Plaid Cymru criticised

Labour Assembly Member and the Deputy Minister for Communities, Huw Lewis, laid into the Welsh Nationalist Party Plaid Cymru at a recent session of the Welsh Assembly for “knee-jerk anti-Labourism, cloaked by the populism of knee-jerk anti-Americanism” and using “the dreadful issue of war to recruit supporters from the left, who, it feels, are disillusioned with Labour on the issue of Iraq.”


He added that “Many on the Welsh left saw all along the fascist criminality of Hussein’s regime. Campaigners like Ann Clwyd pointed to the horrors of genocidal policies against the Marsh Arabs, and the use, many times over, of weapons of mass destruction against the Iraqi Kurds. However, whereas campaigners like Ann have remained true to their convictions, and, post-occupation, have supported the struggle of those who would deliver democracy to Iraq, there are those that have abandoned their natural allies on the Iraqi left to indulge themselves in Blair-bashing and the worst kind of unthinking
anti-Americanism.”
Huw Lewis also quoted Baram Salih, the former Prime Minister of Kurdistan, and a graduate of Cardiff University who said ‘Like those who shunned us in the eighties- ‘us’ being the Kurds- our former friends find the martyrdom of the Iraqi people to be an irritant.
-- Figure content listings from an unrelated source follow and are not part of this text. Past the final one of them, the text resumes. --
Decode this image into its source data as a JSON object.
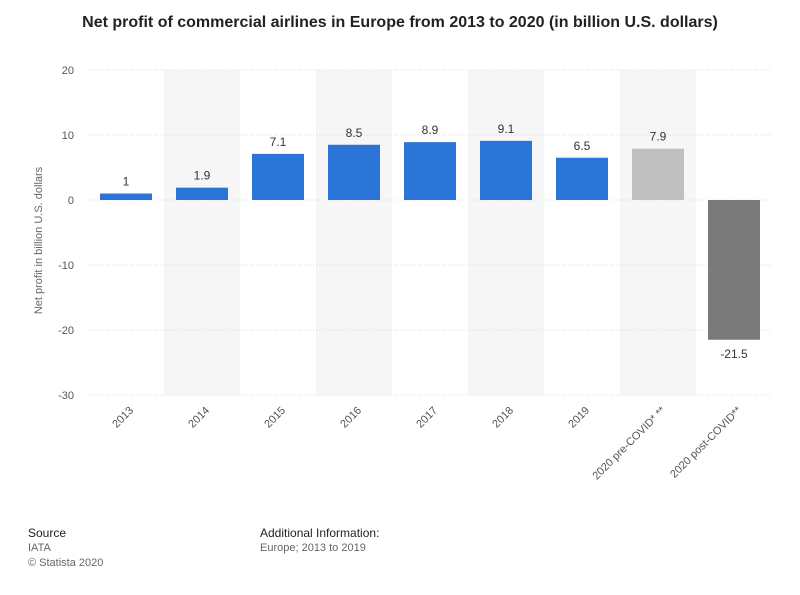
{
  "chart_data": {
    "type": "bar",
    "title": "Net profit of commercial airlines in Europe from 2013 to 2020 (in billion U.S. dollars)",
    "ylabel": "Net profit in billion U.S. dollars",
    "xlabel": "",
    "categories": [
      "2013",
      "2014",
      "2015",
      "2016",
      "2017",
      "2018",
      "2019",
      "2020 pre-COVID* **",
      "2020 post-COVID**"
    ],
    "values": [
      1,
      1.9,
      7.1,
      8.5,
      8.9,
      9.1,
      6.5,
      7.9,
      -21.5
    ],
    "value_labels": [
      "1",
      "1.9",
      "7.1",
      "8.5",
      "8.9",
      "9.1",
      "6.5",
      "7.9",
      "-21.5"
    ],
    "bar_colors": [
      "#2b74d8",
      "#2b74d8",
      "#2b74d8",
      "#2b74d8",
      "#2b74d8",
      "#2b74d8",
      "#2b74d8",
      "#c0c0c0",
      "#7a7a7a"
    ],
    "ylim": [
      -30,
      20
    ],
    "yticks": [
      "20",
      "10",
      "0",
      "-10",
      "-20",
      "-30"
    ],
    "grid": true,
    "alternating_column_shading": true
  },
  "footer": {
    "source_label": "Source",
    "source_value": "IATA",
    "copyright": "© Statista 2020",
    "additional_label": "Additional Information:",
    "additional_value": "Europe; 2013 to 2019"
  }
}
They avert their eyes from the grisly truth of our suffering while claiming concern at the human cost of war’.
Huw continued: “Abandon the Iraqi left now, by howling at Blair, while neglecting to face the reality of what must be done to achieve democracy and, in reality, you advocate turning that country over to the oppressors of women, racial minorities, trade unionists and democrats of any stripe. There have rarely been harder choices for the soul of the left in Welsh politics than those that face us now as fanatics crawl like maggots over the body of Iraqi civil society.
However, think for a moment where the counsel of Plaid Cymru and its fellow poseurs would lead us. Between now and January, Iraqi election workers, at risk to their lives, will show great courage as they try to act as midwives to democracy and a new era for their country.
They will do so in the hope of attaining freedoms for their people that we take
for granted. Perhaps, one day, they will campaign for the removal of a democratically elected leader without being placed in fear of their lives-a privilege that Leanne and her party already enjoy. I just hope that they will have a better cause than the abandonment of those seeking freedom for the sake of headlines. Plaid Cymru’s record on foreign affairs stinks to high heaven.”